There are those on the left that are losing their minds and predicting North Carolina will turn into a hellscape of misery. They are rightfully frustrated and scared by the sudden evaporation of any ability to push back. If conservatives get their way on everything, and progressives think we’re wrong on everything, it makes sense they’d predict only bad things to come.

But people vote with their feet on which places provide the best standard of living. By coming to Texas, Florida, and North Carolina, and leaving California, New York, and Illinois, they are clearly signalling that the basket of policies that conservatives offer is preferable to the basket of polices that progressives offer.

People leaving places like Portland, Seattle, San Francisco, and Chicago to come to North Carolina are often very forthcoming about their reasons for leaving — housing was too difficult to secure, goods were too expensive, schools (both K-12 and the university systems) have been taken over by progressive ideologues, violence is out of control, drug use and homelessness in city centers are being winked at.

North Carolina as a shining example of good conservative governance can ensure we take very different approaches to all these matters. This week, major progress has been made towards this. Undoubtedly, as these policies take hold, North Carolina will emerge as a place that everyone wants to be — whether to live, go to school, vacation, or do business.

With power comes responsibility, though.

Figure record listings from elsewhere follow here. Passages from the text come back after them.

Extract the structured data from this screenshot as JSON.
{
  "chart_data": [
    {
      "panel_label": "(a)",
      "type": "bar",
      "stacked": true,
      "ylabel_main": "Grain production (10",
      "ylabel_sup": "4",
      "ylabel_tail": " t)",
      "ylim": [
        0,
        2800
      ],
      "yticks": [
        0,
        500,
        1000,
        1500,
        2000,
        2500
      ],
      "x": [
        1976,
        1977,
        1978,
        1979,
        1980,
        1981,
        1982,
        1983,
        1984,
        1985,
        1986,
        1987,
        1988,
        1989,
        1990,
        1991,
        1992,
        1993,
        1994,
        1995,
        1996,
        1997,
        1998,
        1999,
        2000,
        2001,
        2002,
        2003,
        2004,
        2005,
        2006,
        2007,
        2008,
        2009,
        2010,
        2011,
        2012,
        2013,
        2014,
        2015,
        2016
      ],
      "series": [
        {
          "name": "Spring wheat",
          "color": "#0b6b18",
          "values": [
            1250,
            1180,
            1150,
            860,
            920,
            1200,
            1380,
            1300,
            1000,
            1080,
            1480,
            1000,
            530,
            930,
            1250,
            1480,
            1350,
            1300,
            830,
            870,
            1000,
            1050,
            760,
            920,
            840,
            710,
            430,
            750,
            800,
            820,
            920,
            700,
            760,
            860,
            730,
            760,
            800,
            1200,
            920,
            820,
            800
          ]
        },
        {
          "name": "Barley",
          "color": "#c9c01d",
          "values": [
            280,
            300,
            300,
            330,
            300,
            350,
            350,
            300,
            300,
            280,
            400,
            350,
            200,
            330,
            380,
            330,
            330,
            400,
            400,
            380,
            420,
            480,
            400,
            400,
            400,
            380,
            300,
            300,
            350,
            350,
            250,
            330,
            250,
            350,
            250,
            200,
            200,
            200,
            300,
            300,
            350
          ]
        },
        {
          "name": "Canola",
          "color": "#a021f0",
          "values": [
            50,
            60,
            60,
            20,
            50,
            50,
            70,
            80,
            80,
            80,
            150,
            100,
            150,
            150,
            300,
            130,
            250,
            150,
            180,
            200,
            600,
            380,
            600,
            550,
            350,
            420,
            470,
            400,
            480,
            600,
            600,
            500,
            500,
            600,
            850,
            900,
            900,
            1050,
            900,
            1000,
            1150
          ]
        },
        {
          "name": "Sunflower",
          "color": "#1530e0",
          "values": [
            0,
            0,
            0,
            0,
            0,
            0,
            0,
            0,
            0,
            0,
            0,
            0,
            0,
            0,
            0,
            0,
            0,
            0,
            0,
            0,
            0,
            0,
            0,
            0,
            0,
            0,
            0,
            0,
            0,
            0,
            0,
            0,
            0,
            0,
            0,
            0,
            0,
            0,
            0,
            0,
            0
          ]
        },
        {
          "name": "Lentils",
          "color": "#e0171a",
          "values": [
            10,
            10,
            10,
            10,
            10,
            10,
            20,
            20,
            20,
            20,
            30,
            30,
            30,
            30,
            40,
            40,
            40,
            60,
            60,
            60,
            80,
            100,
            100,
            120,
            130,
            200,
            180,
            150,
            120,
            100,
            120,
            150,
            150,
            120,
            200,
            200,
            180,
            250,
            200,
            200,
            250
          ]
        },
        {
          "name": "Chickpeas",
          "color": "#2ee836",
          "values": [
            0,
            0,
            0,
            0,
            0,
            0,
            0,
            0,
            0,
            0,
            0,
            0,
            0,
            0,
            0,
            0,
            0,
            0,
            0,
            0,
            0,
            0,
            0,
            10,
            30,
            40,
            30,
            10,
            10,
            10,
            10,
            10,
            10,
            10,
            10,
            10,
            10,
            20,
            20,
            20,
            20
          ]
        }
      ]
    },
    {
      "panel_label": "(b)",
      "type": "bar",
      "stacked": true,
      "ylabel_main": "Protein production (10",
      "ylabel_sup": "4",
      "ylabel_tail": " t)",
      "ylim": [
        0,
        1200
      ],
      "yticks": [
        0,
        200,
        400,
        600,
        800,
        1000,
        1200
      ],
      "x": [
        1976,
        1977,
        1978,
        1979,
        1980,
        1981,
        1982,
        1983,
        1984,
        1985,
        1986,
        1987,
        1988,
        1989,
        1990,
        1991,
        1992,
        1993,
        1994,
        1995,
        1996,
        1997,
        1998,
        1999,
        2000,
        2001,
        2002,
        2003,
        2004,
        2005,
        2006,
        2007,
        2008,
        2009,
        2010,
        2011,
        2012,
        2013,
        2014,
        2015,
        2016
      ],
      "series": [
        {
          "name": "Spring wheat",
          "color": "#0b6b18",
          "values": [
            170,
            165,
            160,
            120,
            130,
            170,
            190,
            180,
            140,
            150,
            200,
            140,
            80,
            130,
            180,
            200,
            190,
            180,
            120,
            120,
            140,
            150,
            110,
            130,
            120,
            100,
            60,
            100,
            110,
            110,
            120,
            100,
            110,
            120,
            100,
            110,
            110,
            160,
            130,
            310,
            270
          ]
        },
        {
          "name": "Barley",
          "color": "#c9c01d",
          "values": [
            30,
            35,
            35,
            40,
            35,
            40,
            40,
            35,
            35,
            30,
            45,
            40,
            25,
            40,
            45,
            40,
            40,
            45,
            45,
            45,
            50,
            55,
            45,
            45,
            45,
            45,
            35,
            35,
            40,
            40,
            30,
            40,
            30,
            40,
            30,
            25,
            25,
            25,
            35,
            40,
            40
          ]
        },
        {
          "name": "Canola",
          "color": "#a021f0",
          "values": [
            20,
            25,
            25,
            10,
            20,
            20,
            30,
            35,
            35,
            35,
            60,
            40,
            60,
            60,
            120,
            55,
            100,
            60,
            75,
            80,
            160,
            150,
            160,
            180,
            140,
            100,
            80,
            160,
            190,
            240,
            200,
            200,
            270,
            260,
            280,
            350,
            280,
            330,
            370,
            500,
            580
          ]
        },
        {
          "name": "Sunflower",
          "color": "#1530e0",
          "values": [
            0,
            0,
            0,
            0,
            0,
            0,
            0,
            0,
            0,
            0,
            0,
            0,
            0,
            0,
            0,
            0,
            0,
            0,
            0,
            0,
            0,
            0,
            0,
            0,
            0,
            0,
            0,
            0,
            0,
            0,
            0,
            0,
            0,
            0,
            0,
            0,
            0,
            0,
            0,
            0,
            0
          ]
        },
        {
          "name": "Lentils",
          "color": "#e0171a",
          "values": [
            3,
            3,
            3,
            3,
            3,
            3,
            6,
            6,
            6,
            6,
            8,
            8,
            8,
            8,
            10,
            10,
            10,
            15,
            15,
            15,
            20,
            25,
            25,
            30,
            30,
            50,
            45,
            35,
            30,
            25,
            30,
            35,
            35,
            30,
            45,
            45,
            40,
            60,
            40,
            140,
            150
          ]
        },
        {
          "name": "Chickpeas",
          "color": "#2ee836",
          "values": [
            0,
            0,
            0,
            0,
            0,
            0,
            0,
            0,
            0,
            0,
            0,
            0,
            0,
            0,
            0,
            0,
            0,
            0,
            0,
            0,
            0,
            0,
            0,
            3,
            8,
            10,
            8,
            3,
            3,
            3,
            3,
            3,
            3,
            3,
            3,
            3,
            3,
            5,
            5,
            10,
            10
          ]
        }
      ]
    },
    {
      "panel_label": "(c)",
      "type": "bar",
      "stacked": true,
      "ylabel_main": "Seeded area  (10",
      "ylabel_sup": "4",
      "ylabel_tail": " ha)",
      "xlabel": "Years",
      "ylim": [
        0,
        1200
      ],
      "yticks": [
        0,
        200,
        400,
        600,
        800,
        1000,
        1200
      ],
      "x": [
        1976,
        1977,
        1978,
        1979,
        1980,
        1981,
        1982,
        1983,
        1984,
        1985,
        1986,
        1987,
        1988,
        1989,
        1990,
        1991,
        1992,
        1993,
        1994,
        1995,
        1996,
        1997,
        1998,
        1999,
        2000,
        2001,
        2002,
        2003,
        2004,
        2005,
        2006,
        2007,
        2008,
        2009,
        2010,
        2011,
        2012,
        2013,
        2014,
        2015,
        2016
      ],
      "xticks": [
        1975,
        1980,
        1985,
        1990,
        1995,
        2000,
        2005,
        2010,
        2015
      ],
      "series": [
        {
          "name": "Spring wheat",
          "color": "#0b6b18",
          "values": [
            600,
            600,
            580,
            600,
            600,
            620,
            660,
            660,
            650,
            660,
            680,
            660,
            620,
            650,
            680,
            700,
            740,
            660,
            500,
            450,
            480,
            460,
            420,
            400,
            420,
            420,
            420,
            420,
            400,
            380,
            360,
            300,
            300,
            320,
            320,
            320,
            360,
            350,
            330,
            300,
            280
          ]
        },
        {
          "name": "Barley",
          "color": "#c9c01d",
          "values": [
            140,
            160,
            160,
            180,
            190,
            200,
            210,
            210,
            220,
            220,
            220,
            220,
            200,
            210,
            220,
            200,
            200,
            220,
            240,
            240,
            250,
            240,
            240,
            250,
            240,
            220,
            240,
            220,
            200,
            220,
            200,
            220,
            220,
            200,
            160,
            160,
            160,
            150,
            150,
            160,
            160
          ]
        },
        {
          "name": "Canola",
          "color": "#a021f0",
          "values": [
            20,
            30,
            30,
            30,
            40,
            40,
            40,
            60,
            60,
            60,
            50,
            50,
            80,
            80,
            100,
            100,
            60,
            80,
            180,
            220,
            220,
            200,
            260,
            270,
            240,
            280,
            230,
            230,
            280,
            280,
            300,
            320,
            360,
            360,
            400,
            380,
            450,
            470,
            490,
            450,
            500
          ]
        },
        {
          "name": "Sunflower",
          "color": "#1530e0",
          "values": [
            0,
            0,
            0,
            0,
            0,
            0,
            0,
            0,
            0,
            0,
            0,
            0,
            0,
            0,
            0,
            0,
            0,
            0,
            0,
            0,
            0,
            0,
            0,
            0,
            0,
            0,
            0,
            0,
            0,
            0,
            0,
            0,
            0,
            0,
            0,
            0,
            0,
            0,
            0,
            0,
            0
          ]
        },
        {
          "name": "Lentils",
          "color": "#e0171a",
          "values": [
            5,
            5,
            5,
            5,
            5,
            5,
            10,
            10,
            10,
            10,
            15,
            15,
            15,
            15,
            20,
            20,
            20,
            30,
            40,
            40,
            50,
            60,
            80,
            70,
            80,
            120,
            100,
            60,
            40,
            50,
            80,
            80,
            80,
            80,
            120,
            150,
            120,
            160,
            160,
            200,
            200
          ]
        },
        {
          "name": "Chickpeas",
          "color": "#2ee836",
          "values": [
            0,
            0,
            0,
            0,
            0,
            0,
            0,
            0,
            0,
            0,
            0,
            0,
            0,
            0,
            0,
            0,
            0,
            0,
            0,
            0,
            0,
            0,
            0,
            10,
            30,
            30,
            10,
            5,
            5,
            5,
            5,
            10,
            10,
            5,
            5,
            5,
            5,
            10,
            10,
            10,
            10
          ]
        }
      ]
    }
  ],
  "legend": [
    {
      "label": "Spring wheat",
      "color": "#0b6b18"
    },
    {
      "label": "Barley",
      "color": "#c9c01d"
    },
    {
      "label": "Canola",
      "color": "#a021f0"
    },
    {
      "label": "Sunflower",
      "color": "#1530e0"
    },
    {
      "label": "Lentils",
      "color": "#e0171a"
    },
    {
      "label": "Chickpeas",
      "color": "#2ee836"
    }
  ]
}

Republicans will have the steering wheel as the state booms, and will need to find real solutions to rising housing prices, a divisive and struggling education system, a drug and mental health epidemic, and a complicated health-care system.

They’re certainly on their way, and if they stick the landing, North Carolina will be able to continue welcoming hundreds of thousands of new residents, providing them a much better lives than the ones they left in their home states or countries. Pulling that off will ensure our state’s place as a national leader in conservative solutions. We may look back on this past week as a week where decades of progress were made in that direction.